Trump administration plans to take stakes in drone companies, aiming for a 300,000 target
According to sources with knowledge of the matter, the Trump administration is in negotiations with a group of drone companies regarding financing agreements, with the core aim of expanding domestic manufacturing capacity and reducing procurement costs. Leading these negotiations is the Pentagon's Strategic Capital Office, an agency established by the Biden administration specifically to provide financing for companies related to the national security supply chain, currently holding approximately $210 billion in loan authorization.
It is reported that potential transaction targets include three companies: Performance Drone Works, which won the Army reconnaissance drone contract; Unusual Machines, a supplier of drone components; and Neros Technologies, a venture-backed small first-person view drone startup backed by Sequoia Capital. It is worth noting that among the shareholders and advisory board members of Unusual Machines is Donald Trump Jr. Sources say that some agreements may include both debt and equity financing, meaning that the U.S. government will directly hold shares in these companies.

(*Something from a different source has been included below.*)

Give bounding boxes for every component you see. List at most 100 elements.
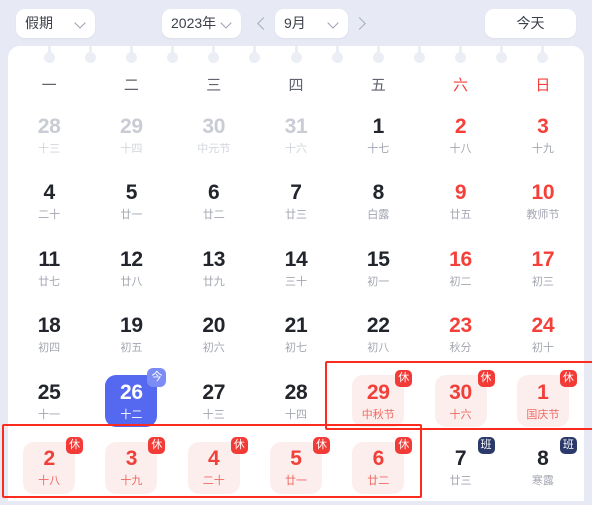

The financing negotiations align closely with the Pentagon's "drone supremacy" plan. This plan has a total budget of $1.1 billion, aiming to stockpile approximately 300,000 low-cost attack drones by the end of 2027. However, there is a significant gap: the U.S. currently produces no more than 100,000 drones annually, whereas Ukraine's output last year reached 4 million units. The Pentagon's target procurement price is about $5,000 per drone, but many American-made drones are priced tens of thousands of dollars above this limit, with both capacity and costs urgently needing breakthroughs.
Signals at the budgetary level are equally strong. The Pentagon has requested over $54 billion in funding for its drone warfare hub, the "Defense Autonomous Combat Cluster," while the budget for this agency in the current fiscal year was only about $225 million. If the new budget is approved, there will be a fundamental change in the scale of U.S. military drone procurement.
Content is for reference only, not financial advice.